Netflix’s Locke & Key is a serviceable adaptation

On April 24, Disney will release Black Widow, the twenty-fourth movie in the Marvel Cinematic Universe. Two months later, Wonder Woman 1984, the ninth movie in the DC Extended Universe, will hit theaters courtesy of Warner Bros. Although such film and TV adaptations of comic book properties have been around almost as long as the funny books themselves, their popularity practically exploded in the 2010’s, and they have not showed any indication of slowing down now that we’ve hit a new decade. Even non-superhero, non-Marvel and DC comics have been getting in on the fun and making the jump to the big and little screens in this exciting era, and IDW Publishing’s Locke & Key series is one of the latest to do so. It is, however, not one of the greatest offerings out there. 

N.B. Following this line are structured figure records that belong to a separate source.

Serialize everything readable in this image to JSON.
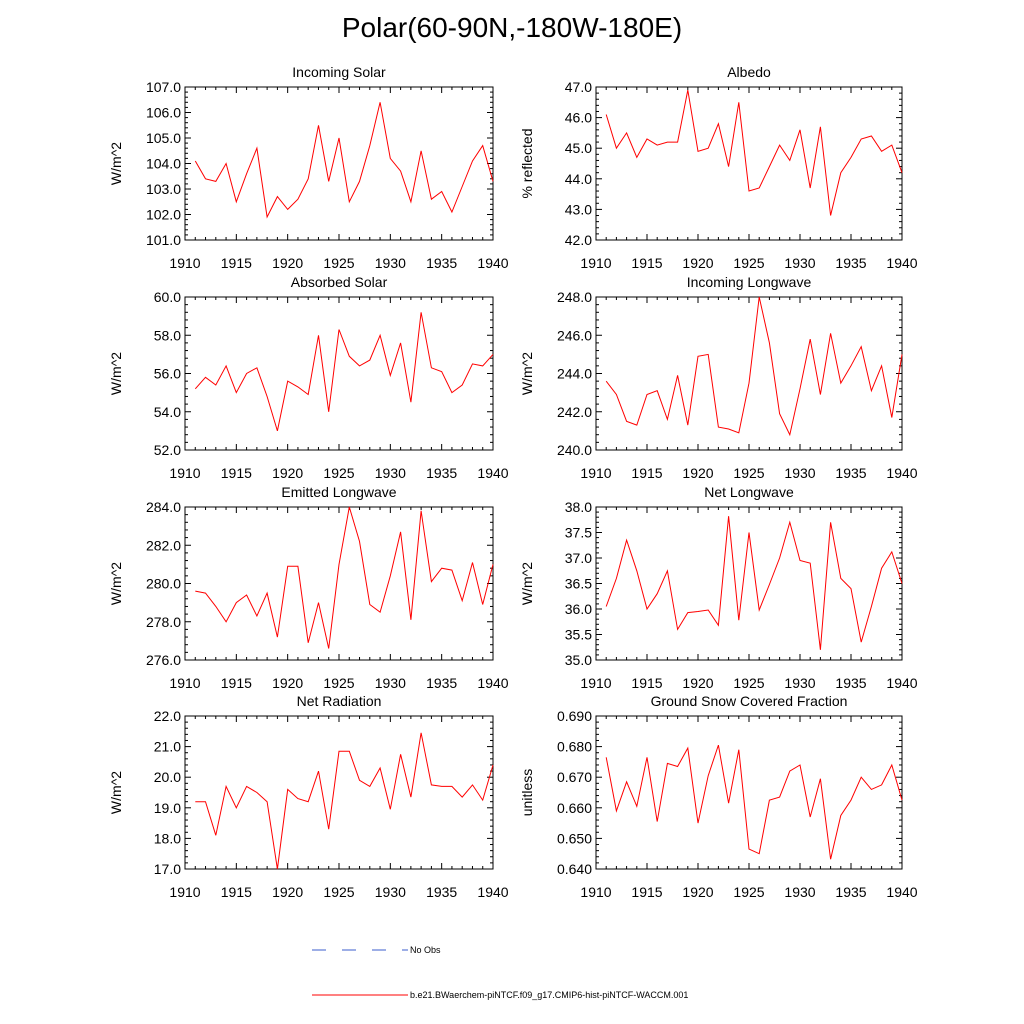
{
  "title": "Polar(60-90N,-180W-180E)",
  "legend": {
    "entries": [
      {
        "label": "No Obs",
        "color": "#3b5ccc",
        "style": "dashed"
      },
      {
        "label": "b.e21.BWaerchem-piNTCF.f09_g17.CMIP6-hist-piNTCF-WACCM.001",
        "color": "#ff0000",
        "style": "solid"
      }
    ]
  },
  "chart_data": [
    {
      "type": "line",
      "title": "Incoming Solar",
      "ylabel": "W/m^2",
      "ylim": [
        101.0,
        107.0
      ],
      "yticks": [
        "101.0",
        "102.0",
        "103.0",
        "104.0",
        "105.0",
        "106.0",
        "107.0"
      ],
      "xlim": [
        1910,
        1940
      ],
      "xticks": [
        "1910",
        "1915",
        "1920",
        "1925",
        "1930",
        "1935",
        "1940"
      ],
      "x": [
        1911,
        1912,
        1913,
        1914,
        1915,
        1916,
        1917,
        1918,
        1919,
        1920,
        1921,
        1922,
        1923,
        1924,
        1925,
        1926,
        1927,
        1928,
        1929,
        1930,
        1931,
        1932,
        1933,
        1934,
        1935,
        1936,
        1937,
        1938,
        1939,
        1940
      ],
      "series": [
        {
          "color": "#ff0000",
          "values": [
            104.1,
            103.4,
            103.3,
            104.0,
            102.5,
            103.6,
            104.6,
            101.9,
            102.7,
            102.2,
            102.6,
            103.4,
            105.5,
            103.3,
            105.0,
            102.5,
            103.3,
            104.7,
            106.4,
            104.2,
            103.7,
            102.5,
            104.5,
            102.6,
            102.9,
            102.1,
            103.1,
            104.1,
            104.7,
            103.3
          ]
        }
      ]
    },
    {
      "type": "line",
      "title": "Albedo",
      "ylabel": "% reflected",
      "ylim": [
        42.0,
        47.0
      ],
      "yticks": [
        "42.0",
        "43.0",
        "44.0",
        "45.0",
        "46.0",
        "47.0"
      ],
      "xlim": [
        1910,
        1940
      ],
      "xticks": [
        "1910",
        "1915",
        "1920",
        "1925",
        "1930",
        "1935",
        "1940"
      ],
      "x": [
        1911,
        1912,
        1913,
        1914,
        1915,
        1916,
        1917,
        1918,
        1919,
        1920,
        1921,
        1922,
        1923,
        1924,
        1925,
        1926,
        1927,
        1928,
        1929,
        1930,
        1931,
        1932,
        1933,
        1934,
        1935,
        1936,
        1937,
        1938,
        1939,
        1940
      ],
      "series": [
        {
          "color": "#ff0000",
          "values": [
            46.1,
            45.0,
            45.5,
            44.7,
            45.3,
            45.1,
            45.2,
            45.2,
            46.9,
            44.9,
            45.0,
            45.8,
            44.4,
            46.5,
            43.6,
            43.7,
            44.4,
            45.1,
            44.6,
            45.6,
            43.7,
            45.7,
            42.8,
            44.2,
            44.7,
            45.3,
            45.4,
            44.9,
            45.1,
            44.2
          ]
        }
      ]
    },
    {
      "type": "line",
      "title": "Absorbed Solar",
      "ylabel": "W/m^2",
      "ylim": [
        52.0,
        60.0
      ],
      "yticks": [
        "52.0",
        "54.0",
        "56.0",
        "58.0",
        "60.0"
      ],
      "xlim": [
        1910,
        1940
      ],
      "xticks": [
        "1910",
        "1915",
        "1920",
        "1925",
        "1930",
        "1935",
        "1940"
      ],
      "x": [
        1911,
        1912,
        1913,
        1914,
        1915,
        1916,
        1917,
        1918,
        1919,
        1920,
        1921,
        1922,
        1923,
        1924,
        1925,
        1926,
        1927,
        1928,
        1929,
        1930,
        1931,
        1932,
        1933,
        1934,
        1935,
        1936,
        1937,
        1938,
        1939,
        1940
      ],
      "series": [
        {
          "color": "#ff0000",
          "values": [
            55.2,
            55.8,
            55.4,
            56.4,
            55.0,
            56.0,
            56.3,
            54.8,
            53.0,
            55.6,
            55.3,
            54.9,
            58.0,
            54.0,
            58.3,
            56.9,
            56.4,
            56.7,
            58.0,
            55.9,
            57.6,
            54.5,
            59.2,
            56.3,
            56.1,
            55.0,
            55.4,
            56.5,
            56.4,
            57.0
          ]
        }
      ]
    },
    {
      "type": "line",
      "title": "Incoming Longwave",
      "ylabel": "W/m^2",
      "ylim": [
        240.0,
        248.0
      ],
      "yticks": [
        "240.0",
        "242.0",
        "244.0",
        "246.0",
        "248.0"
      ],
      "xlim": [
        1910,
        1940
      ],
      "xticks": [
        "1910",
        "1915",
        "1920",
        "1925",
        "1930",
        "1935",
        "1940"
      ],
      "x": [
        1911,
        1912,
        1913,
        1914,
        1915,
        1916,
        1917,
        1918,
        1919,
        1920,
        1921,
        1922,
        1923,
        1924,
        1925,
        1926,
        1927,
        1928,
        1929,
        1930,
        1931,
        1932,
        1933,
        1934,
        1935,
        1936,
        1937,
        1938,
        1939,
        1940
      ],
      "series": [
        {
          "color": "#ff0000",
          "values": [
            243.6,
            242.9,
            241.5,
            241.3,
            242.9,
            243.1,
            241.6,
            243.9,
            241.3,
            244.9,
            245.0,
            241.2,
            241.1,
            240.9,
            243.5,
            248.0,
            245.6,
            241.9,
            240.8,
            243.2,
            245.8,
            242.9,
            246.1,
            243.5,
            244.4,
            245.4,
            243.1,
            244.4,
            241.7,
            245.0
          ]
        }
      ]
    },
    {
      "type": "line",
      "title": "Emitted Longwave",
      "ylabel": "W/m^2",
      "ylim": [
        276.0,
        284.0
      ],
      "yticks": [
        "276.0",
        "278.0",
        "280.0",
        "282.0",
        "284.0"
      ],
      "xlim": [
        1910,
        1940
      ],
      "xticks": [
        "1910",
        "1915",
        "1920",
        "1925",
        "1930",
        "1935",
        "1940"
      ],
      "x": [
        1911,
        1912,
        1913,
        1914,
        1915,
        1916,
        1917,
        1918,
        1919,
        1920,
        1921,
        1922,
        1923,
        1924,
        1925,
        1926,
        1927,
        1928,
        1929,
        1930,
        1931,
        1932,
        1933,
        1934,
        1935,
        1936,
        1937,
        1938,
        1939,
        1940
      ],
      "series": [
        {
          "color": "#ff0000",
          "values": [
            279.6,
            279.5,
            278.8,
            278.0,
            279.0,
            279.4,
            278.3,
            279.5,
            277.2,
            280.9,
            280.9,
            276.9,
            279.0,
            276.6,
            281.0,
            284.0,
            282.2,
            278.9,
            278.5,
            280.4,
            282.7,
            278.1,
            283.8,
            280.1,
            280.8,
            280.7,
            279.1,
            281.1,
            278.9,
            281.0
          ]
        }
      ]
    },
    {
      "type": "line",
      "title": "Net Longwave",
      "ylabel": "W/m^2",
      "ylim": [
        35.0,
        38.0
      ],
      "yticks": [
        "35.0",
        "35.5",
        "36.0",
        "36.5",
        "37.0",
        "37.5",
        "38.0"
      ],
      "xlim": [
        1910,
        1940
      ],
      "xticks": [
        "1910",
        "1915",
        "1920",
        "1925",
        "1930",
        "1935",
        "1940"
      ],
      "x": [
        1911,
        1912,
        1913,
        1914,
        1915,
        1916,
        1917,
        1918,
        1919,
        1920,
        1921,
        1922,
        1923,
        1924,
        1925,
        1926,
        1927,
        1928,
        1929,
        1930,
        1931,
        1932,
        1933,
        1934,
        1935,
        1936,
        1937,
        1938,
        1939,
        1940
      ],
      "series": [
        {
          "color": "#ff0000",
          "values": [
            36.05,
            36.6,
            37.35,
            36.75,
            36.0,
            36.3,
            36.75,
            35.6,
            35.93,
            35.95,
            35.98,
            35.68,
            37.82,
            35.78,
            37.5,
            35.98,
            36.48,
            37.0,
            37.7,
            36.95,
            36.9,
            35.2,
            37.7,
            36.6,
            36.4,
            35.35,
            36.05,
            36.8,
            37.12,
            36.5
          ]
        }
      ]
    },
    {
      "type": "line",
      "title": "Net Radiation",
      "ylabel": "W/m^2",
      "ylim": [
        17.0,
        22.0
      ],
      "yticks": [
        "17.0",
        "18.0",
        "19.0",
        "20.0",
        "21.0",
        "22.0"
      ],
      "xlim": [
        1910,
        1940
      ],
      "xticks": [
        "1910",
        "1915",
        "1920",
        "1925",
        "1930",
        "1935",
        "1940"
      ],
      "x": [
        1911,
        1912,
        1913,
        1914,
        1915,
        1916,
        1917,
        1918,
        1919,
        1920,
        1921,
        1922,
        1923,
        1924,
        1925,
        1926,
        1927,
        1928,
        1929,
        1930,
        1931,
        1932,
        1933,
        1934,
        1935,
        1936,
        1937,
        1938,
        1939,
        1940
      ],
      "series": [
        {
          "color": "#ff0000",
          "values": [
            19.2,
            19.2,
            18.1,
            19.7,
            19.0,
            19.7,
            19.5,
            19.2,
            17.0,
            19.6,
            19.3,
            19.2,
            20.2,
            18.3,
            20.85,
            20.85,
            19.9,
            19.7,
            20.3,
            18.95,
            20.75,
            19.35,
            21.45,
            19.75,
            19.7,
            19.7,
            19.35,
            19.75,
            19.25,
            20.4
          ]
        }
      ]
    },
    {
      "type": "line",
      "title": "Ground Snow Covered Fraction",
      "ylabel": "unitless",
      "ylim": [
        0.64,
        0.69
      ],
      "yticks": [
        "0.640",
        "0.650",
        "0.660",
        "0.670",
        "0.680",
        "0.690"
      ],
      "xlim": [
        1910,
        1940
      ],
      "xticks": [
        "1910",
        "1915",
        "1920",
        "1925",
        "1930",
        "1935",
        "1940"
      ],
      "x": [
        1911,
        1912,
        1913,
        1914,
        1915,
        1916,
        1917,
        1918,
        1919,
        1920,
        1921,
        1922,
        1923,
        1924,
        1925,
        1926,
        1927,
        1928,
        1929,
        1930,
        1931,
        1932,
        1933,
        1934,
        1935,
        1936,
        1937,
        1938,
        1939,
        1940
      ],
      "series": [
        {
          "color": "#ff0000",
          "values": [
            0.6765,
            0.659,
            0.6685,
            0.6605,
            0.6765,
            0.6555,
            0.6745,
            0.6735,
            0.6795,
            0.655,
            0.6705,
            0.6805,
            0.6615,
            0.679,
            0.6465,
            0.645,
            0.6625,
            0.6635,
            0.672,
            0.674,
            0.657,
            0.6695,
            0.6432,
            0.6575,
            0.6625,
            0.67,
            0.666,
            0.6675,
            0.674,
            0.6625
          ]
        }
      ]
    }
  ]
}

Written and co-created by Joe Hill, prolific novelist and son of the great Stephen King, Locke & Key (the comic) is the story of a small family who, after witnessing the brutal murder of patriarch Rendell Locke, decide to make a fresh start by moving to their ancestral home in Lovecraft, Massachusetts. They are not in Key House for long before magical, spooky things begin to happen, all tied into mysterious keys with equally mysterious powers.

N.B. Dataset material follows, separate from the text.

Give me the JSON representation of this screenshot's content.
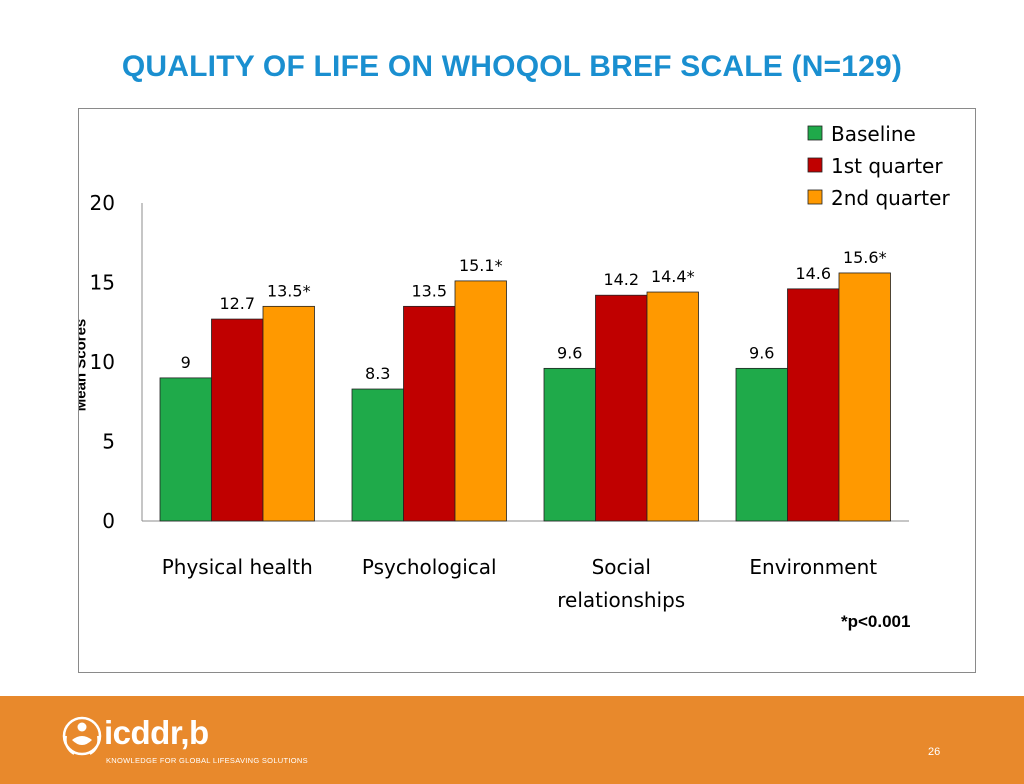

Locke & Key the television show, on the other hand, is the story of the Locke children and mother coming to grips with their tragedy while simultaneously getting involved in and dealing with some messy new relationships, romantic or otherwise. Oh, there’s also some supernatural adventures that exist on the periphery as well. They also change the name of the town to Matheson for… some reason.

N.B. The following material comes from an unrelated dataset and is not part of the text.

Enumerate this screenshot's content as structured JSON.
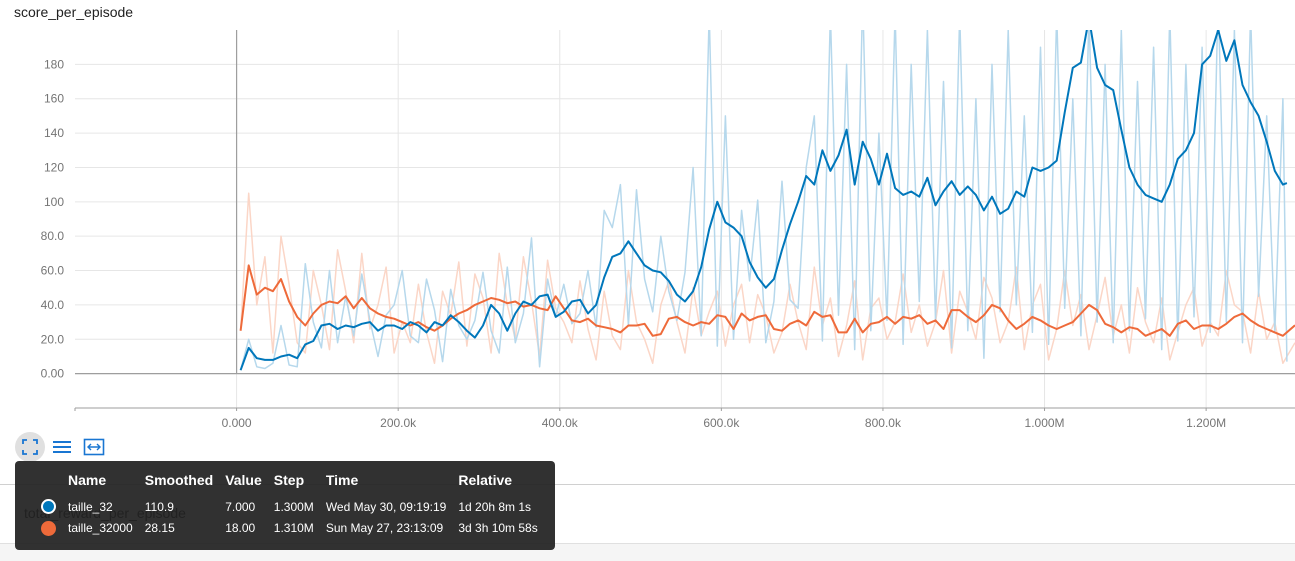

As a fan of the original comic, that was my biggest problem with season one of Locke & Key: a slight yet noticeable shift in focus from the source material. This in and of itself is not a bad thing, of course; it was just unexpected. The acting is well done (outside of a couple of child actors who get a pass because they’re kids), and the characters’ reactions to trauma are believable if not always pleasant. In a way, the show reminded me very much of a teenage-geared drama that you would find on the CW or even ABC Family.

The other sizable issue I had was the writing. I couldn’t put my finger on it at first, but eventually it occurred to me that sometimes the characters in Locke & Key said things in ways that no human would ever do naturally. The actors do their best to sell this occasionally off-putting dialogue, however, and they do it well. You won’t even notice anything 95 percent of the time. But that 5 percent had a tendency to draw me out of the story whenever it was noticeable. In addition to the dialogue, some motivations seemed murky, and the villain had some seemingly random and therefore silly moments of violence just to remind you that yes, she is the villain.

But maybe I’m just being spoiled in a world where you can’t swing an enchanted Asgardian hammer without hitting hundreds of comic book adaptations. There is a lot of good to be found in Locke & Key season 1, after all, but close your eyes for five minutes and ten better adaptations will steal your attention. The potential to reach greatness is there … Season two just better reach it if it wants to keep up in today’s world of capes and gods. 

Locke & Key season one is now available on Netflix.